Wonderful, Sue, as always...and cruel, too, to give us just enough lovely light moments to give us hope and then to follow them with the scene in the tent, which darn near broke my heart.
You do a great job of exploring their trust issues in their chapter, starting with the climbing exercise and moving on to the
real issues between them.
She knew he meant it - he wasn't going to get even. Her heart ached to be able to trust him again.
She trusts him in the first sentence and then
wants to trust him in the second. So she trusts him but doesn't realize it, or just plain is afraid to let herself, which seems more likely.
And then it all leads up to her confessing her dream to him. Not the fun, sexy ones (though the fact that they're willing to share those
does show a certain amount of mutual trust) but the one where she's falling and doesn't trust that he'll be there to catch her. And it turns out that he doesn't trust
himself to catch her either, which is just heartbreaking, even if I do still kind of want to smack him upside the head. But I can see how he might let that fear rule him for a while. I only hope that Lois will talk him around to her point of view.
No one knows what's going to happen or how it's going to end.

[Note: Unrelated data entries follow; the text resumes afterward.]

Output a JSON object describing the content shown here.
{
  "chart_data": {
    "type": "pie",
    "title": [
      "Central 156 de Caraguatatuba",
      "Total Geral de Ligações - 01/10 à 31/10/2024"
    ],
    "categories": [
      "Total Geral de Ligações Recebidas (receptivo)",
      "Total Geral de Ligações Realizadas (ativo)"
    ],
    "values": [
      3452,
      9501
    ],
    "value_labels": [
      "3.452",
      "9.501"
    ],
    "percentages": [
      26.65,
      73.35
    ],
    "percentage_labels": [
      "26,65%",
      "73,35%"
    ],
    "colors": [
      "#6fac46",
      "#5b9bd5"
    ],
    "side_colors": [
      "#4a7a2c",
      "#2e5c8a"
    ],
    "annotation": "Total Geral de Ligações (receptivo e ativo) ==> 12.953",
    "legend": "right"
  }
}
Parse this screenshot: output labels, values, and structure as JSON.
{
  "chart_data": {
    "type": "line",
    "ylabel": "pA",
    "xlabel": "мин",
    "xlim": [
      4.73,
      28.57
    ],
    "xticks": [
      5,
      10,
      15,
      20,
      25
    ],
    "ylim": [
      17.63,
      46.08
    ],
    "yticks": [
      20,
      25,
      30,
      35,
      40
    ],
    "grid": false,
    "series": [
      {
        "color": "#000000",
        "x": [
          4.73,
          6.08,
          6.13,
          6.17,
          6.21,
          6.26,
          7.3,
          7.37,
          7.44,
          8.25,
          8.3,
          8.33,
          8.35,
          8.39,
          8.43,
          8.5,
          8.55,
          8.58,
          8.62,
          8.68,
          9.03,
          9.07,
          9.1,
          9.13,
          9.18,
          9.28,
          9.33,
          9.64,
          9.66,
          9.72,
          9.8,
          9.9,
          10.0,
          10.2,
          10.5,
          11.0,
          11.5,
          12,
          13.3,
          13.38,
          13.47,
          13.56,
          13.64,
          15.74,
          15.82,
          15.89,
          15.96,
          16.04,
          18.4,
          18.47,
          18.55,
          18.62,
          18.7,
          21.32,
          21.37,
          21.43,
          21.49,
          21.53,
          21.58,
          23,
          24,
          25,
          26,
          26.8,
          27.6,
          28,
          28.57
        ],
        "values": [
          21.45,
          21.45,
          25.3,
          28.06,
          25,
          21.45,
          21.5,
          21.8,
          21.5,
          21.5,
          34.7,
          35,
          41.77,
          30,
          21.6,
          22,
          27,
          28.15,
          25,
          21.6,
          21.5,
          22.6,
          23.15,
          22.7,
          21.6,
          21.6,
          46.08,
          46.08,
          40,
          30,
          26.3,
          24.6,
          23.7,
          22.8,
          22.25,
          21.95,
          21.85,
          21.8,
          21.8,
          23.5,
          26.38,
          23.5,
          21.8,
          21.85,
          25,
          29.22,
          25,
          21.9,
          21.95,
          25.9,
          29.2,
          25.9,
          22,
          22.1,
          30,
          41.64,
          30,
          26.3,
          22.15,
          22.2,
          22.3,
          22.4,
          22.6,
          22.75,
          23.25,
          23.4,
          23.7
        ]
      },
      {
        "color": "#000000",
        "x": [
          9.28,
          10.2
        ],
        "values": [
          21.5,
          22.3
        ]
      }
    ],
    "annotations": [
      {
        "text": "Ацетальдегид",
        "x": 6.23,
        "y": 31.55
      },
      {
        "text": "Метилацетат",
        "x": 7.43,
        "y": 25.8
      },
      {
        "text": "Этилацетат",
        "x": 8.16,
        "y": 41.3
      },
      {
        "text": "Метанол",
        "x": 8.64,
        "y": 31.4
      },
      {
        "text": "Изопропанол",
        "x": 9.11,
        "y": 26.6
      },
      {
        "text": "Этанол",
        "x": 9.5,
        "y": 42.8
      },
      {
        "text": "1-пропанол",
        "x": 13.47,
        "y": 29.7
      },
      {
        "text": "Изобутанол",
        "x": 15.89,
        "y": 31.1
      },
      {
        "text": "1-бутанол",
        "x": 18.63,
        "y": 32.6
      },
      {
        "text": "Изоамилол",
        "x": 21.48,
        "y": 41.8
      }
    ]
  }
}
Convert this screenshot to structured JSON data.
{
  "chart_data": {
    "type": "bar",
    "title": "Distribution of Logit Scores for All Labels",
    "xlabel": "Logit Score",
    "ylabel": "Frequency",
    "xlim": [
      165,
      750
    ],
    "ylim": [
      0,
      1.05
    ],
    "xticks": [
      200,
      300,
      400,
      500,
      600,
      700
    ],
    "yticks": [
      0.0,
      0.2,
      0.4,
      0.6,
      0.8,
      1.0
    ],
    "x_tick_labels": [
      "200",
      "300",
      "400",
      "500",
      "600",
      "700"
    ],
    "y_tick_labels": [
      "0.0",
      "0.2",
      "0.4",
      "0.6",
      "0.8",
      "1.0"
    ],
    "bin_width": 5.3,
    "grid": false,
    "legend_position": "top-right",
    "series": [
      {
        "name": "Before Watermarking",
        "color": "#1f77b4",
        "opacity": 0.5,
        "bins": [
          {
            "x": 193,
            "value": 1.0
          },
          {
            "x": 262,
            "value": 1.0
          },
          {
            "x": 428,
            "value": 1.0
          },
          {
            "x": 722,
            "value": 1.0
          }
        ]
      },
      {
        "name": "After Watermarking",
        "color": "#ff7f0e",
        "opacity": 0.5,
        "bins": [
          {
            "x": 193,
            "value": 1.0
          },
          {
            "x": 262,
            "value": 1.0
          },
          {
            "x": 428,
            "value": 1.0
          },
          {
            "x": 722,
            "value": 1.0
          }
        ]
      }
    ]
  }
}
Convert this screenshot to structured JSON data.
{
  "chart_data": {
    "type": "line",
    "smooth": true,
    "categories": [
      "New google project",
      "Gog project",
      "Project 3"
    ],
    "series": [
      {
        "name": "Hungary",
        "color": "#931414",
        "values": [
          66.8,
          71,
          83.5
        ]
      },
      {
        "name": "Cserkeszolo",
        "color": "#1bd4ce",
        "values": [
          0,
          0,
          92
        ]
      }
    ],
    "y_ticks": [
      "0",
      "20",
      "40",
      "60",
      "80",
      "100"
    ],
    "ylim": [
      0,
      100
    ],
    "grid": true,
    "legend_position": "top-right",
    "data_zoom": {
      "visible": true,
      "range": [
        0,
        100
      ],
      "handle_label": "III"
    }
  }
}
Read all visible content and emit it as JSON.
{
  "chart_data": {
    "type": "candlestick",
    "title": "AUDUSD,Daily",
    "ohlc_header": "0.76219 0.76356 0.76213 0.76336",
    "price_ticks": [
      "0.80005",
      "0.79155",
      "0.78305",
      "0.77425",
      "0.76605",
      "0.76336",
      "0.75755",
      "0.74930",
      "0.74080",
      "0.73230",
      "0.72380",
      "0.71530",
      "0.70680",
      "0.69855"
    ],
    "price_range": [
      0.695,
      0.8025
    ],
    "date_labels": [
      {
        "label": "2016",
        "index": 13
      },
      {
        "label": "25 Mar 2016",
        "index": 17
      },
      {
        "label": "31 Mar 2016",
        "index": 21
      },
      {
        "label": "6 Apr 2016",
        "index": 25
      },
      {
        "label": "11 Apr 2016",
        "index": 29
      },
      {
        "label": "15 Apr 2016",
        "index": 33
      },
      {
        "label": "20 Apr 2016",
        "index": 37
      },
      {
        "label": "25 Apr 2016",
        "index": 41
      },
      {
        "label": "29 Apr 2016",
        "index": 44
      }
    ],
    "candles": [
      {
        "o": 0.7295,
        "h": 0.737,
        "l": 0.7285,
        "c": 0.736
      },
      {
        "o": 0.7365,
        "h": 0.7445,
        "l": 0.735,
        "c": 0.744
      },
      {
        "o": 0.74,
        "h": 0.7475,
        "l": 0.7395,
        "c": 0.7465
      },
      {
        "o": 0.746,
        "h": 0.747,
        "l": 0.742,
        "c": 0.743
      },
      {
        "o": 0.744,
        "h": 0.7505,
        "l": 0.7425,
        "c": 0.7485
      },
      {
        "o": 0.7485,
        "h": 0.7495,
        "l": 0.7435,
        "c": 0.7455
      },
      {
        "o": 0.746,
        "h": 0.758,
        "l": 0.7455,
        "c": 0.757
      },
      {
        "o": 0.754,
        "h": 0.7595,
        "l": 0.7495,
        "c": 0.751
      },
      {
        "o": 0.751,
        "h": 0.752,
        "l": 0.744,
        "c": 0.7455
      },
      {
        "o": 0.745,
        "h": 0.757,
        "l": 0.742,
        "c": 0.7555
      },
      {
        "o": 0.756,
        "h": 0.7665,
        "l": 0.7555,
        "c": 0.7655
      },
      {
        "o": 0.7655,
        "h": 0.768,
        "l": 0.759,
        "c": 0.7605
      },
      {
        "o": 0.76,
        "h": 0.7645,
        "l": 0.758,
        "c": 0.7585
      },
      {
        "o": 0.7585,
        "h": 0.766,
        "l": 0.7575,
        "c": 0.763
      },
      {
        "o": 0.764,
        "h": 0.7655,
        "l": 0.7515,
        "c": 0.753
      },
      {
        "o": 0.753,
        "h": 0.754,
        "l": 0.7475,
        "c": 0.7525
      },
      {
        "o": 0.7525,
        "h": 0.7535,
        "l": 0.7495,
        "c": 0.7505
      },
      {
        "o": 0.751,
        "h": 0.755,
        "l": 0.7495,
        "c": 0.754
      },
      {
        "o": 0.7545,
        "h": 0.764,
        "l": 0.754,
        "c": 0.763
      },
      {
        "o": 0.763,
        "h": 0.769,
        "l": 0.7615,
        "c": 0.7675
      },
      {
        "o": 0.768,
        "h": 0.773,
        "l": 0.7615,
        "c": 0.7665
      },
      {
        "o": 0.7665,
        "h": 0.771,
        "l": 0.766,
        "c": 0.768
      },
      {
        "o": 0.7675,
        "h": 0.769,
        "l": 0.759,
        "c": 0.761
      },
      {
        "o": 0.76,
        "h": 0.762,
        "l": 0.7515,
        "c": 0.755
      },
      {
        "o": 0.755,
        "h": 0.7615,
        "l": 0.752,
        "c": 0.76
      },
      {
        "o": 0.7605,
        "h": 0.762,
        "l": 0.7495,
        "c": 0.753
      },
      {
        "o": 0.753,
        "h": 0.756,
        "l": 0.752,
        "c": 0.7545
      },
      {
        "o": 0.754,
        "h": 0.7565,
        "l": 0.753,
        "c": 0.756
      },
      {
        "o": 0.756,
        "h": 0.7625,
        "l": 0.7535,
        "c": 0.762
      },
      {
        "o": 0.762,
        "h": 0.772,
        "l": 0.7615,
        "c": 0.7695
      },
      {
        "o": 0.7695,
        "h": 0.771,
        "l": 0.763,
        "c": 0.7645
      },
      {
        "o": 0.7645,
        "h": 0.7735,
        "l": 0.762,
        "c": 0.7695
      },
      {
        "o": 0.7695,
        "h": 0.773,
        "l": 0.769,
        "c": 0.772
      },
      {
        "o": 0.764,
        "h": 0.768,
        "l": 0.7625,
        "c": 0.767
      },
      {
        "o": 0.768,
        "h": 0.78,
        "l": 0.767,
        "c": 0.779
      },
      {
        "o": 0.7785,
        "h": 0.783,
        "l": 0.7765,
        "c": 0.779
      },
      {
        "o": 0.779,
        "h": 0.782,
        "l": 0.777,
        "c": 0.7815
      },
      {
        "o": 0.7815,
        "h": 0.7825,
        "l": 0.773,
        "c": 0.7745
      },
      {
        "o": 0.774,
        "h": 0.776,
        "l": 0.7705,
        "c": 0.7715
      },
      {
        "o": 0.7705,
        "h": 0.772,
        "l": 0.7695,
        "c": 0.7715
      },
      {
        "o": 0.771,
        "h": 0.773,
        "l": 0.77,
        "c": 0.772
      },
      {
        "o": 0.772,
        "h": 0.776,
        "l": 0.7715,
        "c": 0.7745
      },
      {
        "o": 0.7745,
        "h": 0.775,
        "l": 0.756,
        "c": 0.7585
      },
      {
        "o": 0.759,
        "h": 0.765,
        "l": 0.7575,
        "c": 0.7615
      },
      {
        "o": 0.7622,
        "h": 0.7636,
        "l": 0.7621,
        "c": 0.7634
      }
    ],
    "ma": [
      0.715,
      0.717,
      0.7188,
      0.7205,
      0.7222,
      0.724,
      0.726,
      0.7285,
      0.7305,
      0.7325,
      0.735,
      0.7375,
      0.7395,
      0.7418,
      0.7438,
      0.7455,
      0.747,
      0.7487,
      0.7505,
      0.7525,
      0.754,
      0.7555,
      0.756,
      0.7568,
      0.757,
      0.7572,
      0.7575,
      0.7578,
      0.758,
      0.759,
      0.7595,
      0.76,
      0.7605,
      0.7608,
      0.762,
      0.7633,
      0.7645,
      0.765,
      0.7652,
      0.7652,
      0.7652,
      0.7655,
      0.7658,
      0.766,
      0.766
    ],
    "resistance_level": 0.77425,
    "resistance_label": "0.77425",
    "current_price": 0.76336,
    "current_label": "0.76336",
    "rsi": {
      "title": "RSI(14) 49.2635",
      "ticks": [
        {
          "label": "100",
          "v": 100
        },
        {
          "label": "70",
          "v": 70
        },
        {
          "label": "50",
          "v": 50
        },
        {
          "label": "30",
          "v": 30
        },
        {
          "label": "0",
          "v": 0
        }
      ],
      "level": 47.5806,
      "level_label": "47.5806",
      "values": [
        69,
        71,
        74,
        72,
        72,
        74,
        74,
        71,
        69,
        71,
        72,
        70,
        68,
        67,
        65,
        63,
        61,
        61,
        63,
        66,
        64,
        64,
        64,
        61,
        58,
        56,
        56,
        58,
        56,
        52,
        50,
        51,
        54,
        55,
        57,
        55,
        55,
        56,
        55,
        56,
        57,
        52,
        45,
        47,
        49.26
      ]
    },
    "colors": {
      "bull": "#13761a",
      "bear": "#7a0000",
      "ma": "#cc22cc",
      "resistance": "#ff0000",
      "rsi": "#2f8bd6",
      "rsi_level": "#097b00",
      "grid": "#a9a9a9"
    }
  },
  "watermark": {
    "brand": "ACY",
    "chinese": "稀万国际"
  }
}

If it came right down to it, and I knew for certain that someone would use me to get to you, I'd still pick you. I'd rather have those few days or weeks or however long we get that are real, and happy, than to have an entire lifetime of lonely safety without you.
Yes. That's it exactly, isn't it? Makes me think of Julia Roberts in
Steel Magnolias - "I would rather have thirty minutes of wonderful than a lifetime of nothing special."
Let's hope Lois will be very convincing!